A la joven se le encendía el rostro de esperanza: ¡Queridos amigos!, ¿no es eso acaso lo que nos pasa a todos? ¡Cómo me apresuré a buscar una salida donde no la había fácil!, ¡pero tenía que haberla!, ¡no es posible que gente activa, lista, digna se hunda de esta manera!, ¿lucharon para esto nuestros padres?, ¡decidme!, ¿luchamos para esto nosotros?, ¡ni hablar!
-¡Ya lo tengo! -exclamé, estrmecido sólo de pensar en la solución que le brindaba.
Los dos nos estremecimos al tiempo después de tanta espera.
-Hay que entrenar mejor los músculos -le dije a Klára.
-Sí, eso, entrenar -repitió Klára, mecánicamente, y yo asentí, porque lo que le pasa a la cosita esa que tienen las mujeres es precisamente que está rodeada de músculos, como el fortín que defiende el soldado o el panal que levanta la abeja.
La atención desfiguraba su rostro. Al rostro de un amigo mío suele influirle también así la tristeza, y a este propósito recuerdo que coincidimos los dos una vez en un entierro, por eso puedo afirmarlo: su frente se había angostado, todo en él se había vuelto desproporcionado, ¡hasta los ojos se le habían juntado embrutecidamente, pero sin llegar a ponerse bizco, lo cual, por lo menos, habría dado un sentido a tamaña monstruosidad! Y esto, a pesar de que, puestos a medir la tristeza de aquel entierro, la mía habría resultado mayor, pero, claro, esas mediciones no son posibles. Y, bueno, tampoco sabía yo cómo estaba mi cara en aquel momento...
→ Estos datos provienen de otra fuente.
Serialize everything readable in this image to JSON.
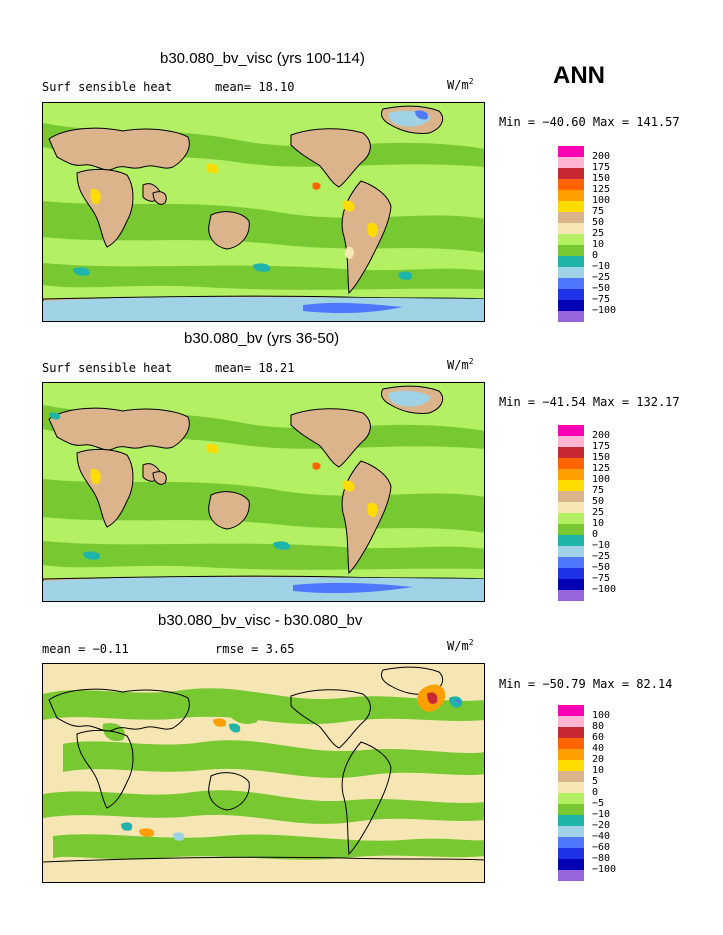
{
  "season": "ANN",
  "colors": {
    "palette": [
      "#ff00b4",
      "#ffb4d2",
      "#c82832",
      "#ff6400",
      "#ffa000",
      "#ffdc00",
      "#dcb48c",
      "#f5e6b4",
      "#b4f064",
      "#78c832",
      "#1eb4aa",
      "#a0d2e6",
      "#5078ff",
      "#1e32e6",
      "#0000b4",
      "#9664dc"
    ],
    "land_outline": "#000000"
  },
  "panels": [
    {
      "title": "b30.080_bv_visc (yrs 100-114)",
      "left_label": "Surf sensible heat",
      "mid_label": "mean=  18.10",
      "units_base": "W/m",
      "units_exp": "2",
      "minmax": "Min = −40.60 Max = 141.57",
      "legend_labels": [
        "200",
        "175",
        "150",
        "125",
        "100",
        "75",
        "50",
        "25",
        "10",
        "0",
        "−10",
        "−25",
        "−50",
        "−75",
        "−100"
      ]
    },
    {
      "title": "b30.080_bv (yrs 36-50)",
      "left_label": "Surf sensible heat",
      "mid_label": "mean=  18.21",
      "units_base": "W/m",
      "units_exp": "2",
      "minmax": "Min = −41.54 Max = 132.17",
      "legend_labels": [
        "200",
        "175",
        "150",
        "125",
        "100",
        "75",
        "50",
        "25",
        "10",
        "0",
        "−10",
        "−25",
        "−50",
        "−75",
        "−100"
      ]
    },
    {
      "title": "b30.080_bv_visc - b30.080_bv",
      "left_label": "mean =  −0.11",
      "mid_label": "rmse =   3.65",
      "units_base": "W/m",
      "units_exp": "2",
      "minmax": "Min = −50.79 Max =  82.14",
      "legend_labels": [
        "100",
        "80",
        "60",
        "40",
        "20",
        "10",
        "5",
        "0",
        "−5",
        "−10",
        "−20",
        "−40",
        "−60",
        "−80",
        "−100"
      ]
    }
  ]
}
-Mira, tú lo que tienes que hacer es ponerte cómoda, y andar por la casa desnuda, y meterte el dedo a tu gusto en tu sagrario. Y verás que, justo a la entrada, donde en cualesquiera otros lugares de devoción está el agua bendita, tienes un músculo circular, y al toser se te contrae, y la cuestión es ésa: entrenarlo para que se te contraiga a voluntad.
-¿Así de fácil? -me preguntó ella, incrédula, y yo le di suaves golpecitos en la mejilla.
-No, claro que no, fácil, lo que se dice fácil, no hay nada.
(Aunque la verdad es que aquí podría haber puesto punto final, pero seguí y le expliqué con detalle la función de los músculos constrictores, de las agujetas, en fin...)
¿Es que voy a estar siempre pensando en estas cosas?¡Sería terrible! Tener que estar siempre pensando en una cosa que nunca..., que siempre..., que mi trnquilidad...
La frené con un fuerte movimiento de cabeza:
-Tú estate tranquila -le dije-, todo irá como las propias rosas a partir de ahora, ya verás. La cima de tus placeres se multiplicará. Lo aprenderás, todos lo hemos aprendido, como cuando aprende a ladrar el cachorrillo.
Se levantó de mi sofá y fue en dirección al baño poseída de una sorda esperanza, pero de pronto se volvió, y me dijo, con una jovial tosecita:
-(Autocensura) El sentido de la imagen está en su aspecto.